The good news is that somehow or other, most kids end up getting enough of whatever it is they need to run around like maniacs all day long. But that doesn’t mean you should let her eat nothing but the white food group. Your daughter is old enough to understand that we all need a variety of foods—fruits, veggies, protein, and yes, an occasional cookie. At the very least, she needs to develop healthy eating habits now so she can carry them with her as she grows.
Here are some ways to help her get a more balanced diet:
- Give her plenty of choices, but no Yes or No possibilities. Offering beans or peas is better than asking whether or not she wants beans.
- If you’re feeling adventurous, next time you’re at the grocery store, have her pick a fruit or veggie no one in the family has had before.

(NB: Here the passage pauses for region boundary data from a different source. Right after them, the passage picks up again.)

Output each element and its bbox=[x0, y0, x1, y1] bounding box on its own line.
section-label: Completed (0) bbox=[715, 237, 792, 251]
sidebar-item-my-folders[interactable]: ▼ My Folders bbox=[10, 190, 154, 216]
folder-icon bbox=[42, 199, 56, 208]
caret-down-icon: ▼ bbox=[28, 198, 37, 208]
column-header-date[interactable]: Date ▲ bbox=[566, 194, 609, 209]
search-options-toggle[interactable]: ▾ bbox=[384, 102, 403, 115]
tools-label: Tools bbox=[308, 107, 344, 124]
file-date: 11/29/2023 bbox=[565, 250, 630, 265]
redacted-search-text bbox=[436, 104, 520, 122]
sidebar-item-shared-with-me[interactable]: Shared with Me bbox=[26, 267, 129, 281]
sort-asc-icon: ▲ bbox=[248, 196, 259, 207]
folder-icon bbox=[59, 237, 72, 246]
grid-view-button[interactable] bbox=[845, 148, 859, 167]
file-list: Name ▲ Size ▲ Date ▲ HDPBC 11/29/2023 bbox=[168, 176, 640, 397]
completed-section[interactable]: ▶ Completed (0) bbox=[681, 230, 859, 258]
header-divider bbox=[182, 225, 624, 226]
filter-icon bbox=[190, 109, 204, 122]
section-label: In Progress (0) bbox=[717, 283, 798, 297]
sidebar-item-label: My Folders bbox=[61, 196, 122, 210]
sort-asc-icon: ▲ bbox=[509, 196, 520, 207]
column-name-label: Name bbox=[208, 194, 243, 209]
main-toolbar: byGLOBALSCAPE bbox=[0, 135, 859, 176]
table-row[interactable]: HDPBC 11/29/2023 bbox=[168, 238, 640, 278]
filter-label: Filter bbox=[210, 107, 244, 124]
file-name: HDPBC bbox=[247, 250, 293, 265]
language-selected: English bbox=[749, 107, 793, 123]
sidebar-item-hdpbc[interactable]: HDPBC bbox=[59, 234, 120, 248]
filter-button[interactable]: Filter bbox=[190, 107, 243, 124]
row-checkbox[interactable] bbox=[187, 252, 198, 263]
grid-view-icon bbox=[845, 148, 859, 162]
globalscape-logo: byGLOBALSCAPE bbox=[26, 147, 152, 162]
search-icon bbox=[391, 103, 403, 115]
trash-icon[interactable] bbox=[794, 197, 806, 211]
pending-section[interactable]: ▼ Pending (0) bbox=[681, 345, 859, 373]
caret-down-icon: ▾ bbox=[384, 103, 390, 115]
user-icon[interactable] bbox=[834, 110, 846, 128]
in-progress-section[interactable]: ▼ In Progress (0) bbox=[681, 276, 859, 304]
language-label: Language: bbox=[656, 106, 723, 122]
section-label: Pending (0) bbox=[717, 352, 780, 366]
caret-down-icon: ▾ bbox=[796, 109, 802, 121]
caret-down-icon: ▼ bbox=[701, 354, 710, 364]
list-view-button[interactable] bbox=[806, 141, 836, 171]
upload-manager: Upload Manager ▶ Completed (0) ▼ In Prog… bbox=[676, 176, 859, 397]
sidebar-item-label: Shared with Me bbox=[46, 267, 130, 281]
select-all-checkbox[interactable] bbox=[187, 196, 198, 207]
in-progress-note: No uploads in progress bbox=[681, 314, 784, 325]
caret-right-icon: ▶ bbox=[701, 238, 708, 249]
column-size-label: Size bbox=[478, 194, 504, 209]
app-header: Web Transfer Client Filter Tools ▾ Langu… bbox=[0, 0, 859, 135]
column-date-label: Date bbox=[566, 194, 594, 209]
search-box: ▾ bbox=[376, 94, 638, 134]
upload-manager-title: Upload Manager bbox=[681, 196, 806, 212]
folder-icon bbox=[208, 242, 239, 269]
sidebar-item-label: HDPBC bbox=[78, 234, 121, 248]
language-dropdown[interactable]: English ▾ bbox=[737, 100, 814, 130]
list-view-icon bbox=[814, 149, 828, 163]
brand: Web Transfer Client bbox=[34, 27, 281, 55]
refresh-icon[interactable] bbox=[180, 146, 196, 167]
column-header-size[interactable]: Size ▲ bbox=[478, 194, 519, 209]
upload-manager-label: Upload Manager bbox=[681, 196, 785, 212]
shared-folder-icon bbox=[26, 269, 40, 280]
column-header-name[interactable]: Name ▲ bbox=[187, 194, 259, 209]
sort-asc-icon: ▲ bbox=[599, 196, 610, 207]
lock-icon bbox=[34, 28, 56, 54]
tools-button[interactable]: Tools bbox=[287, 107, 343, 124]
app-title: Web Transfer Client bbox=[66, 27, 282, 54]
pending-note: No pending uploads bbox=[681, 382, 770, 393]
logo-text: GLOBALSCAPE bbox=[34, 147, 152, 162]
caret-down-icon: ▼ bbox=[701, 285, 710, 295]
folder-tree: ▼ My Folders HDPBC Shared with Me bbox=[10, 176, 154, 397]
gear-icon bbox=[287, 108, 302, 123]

- If there’s a food she despises, like broccoli, don’t push it. Instead, choose a nutritious replacement, like creamed spinach (but you’ll probably have to call it something else than spinach).
- Kids love to dunk, so include ranch dressing for carrots, melted cheese for green beans, yogurt or peanut butter for fruit. But make sure she isn’t just licking off the dip.
- Juice contains a lot of sugar so stick with mostly water or milk. When you do serve juice, (and we all do), make sure it’s 100 percent and dilute it by adding half water.
- Insist that she tries two bites of everything—even new foods. This could be a battle at first, but if she learns it’s a firm rule, she’ll eventually get used to the idea.
- Little kids tend to prefer crunchy things. Most of the time when they reject a food it’s because of the texture, not the taste.
- If possible, visit a farm so your daughter can see where produce comes from. That might make it more interesting, especially if she can pick her own.
- It’s easy to blend healthy ingredients into a smoothie—plus it’s something your daughter can help with. Throw in fruit (fresh or frozen), yogurt, ice and perhaps a little tufu or protein powder.
- Get her involved in other food prep tasks. Baking muffins is great fun. And it gives you a chance to demonstrate that something can be delicious even if it contains carrots or zucchini.
- Swap your regular pasta and noodles for whole wheat. The cheese and tomato sauces will cover up the difference in taste. You can slip all sorts of other nutritious things into tomato sauce and most kids will down plenty of fruit if it’s in their oatmeal or cereal.
- Your daughter is watching and will eat what you do, so set a good example. And take some comfort in the fact that kids get more adventurous with age.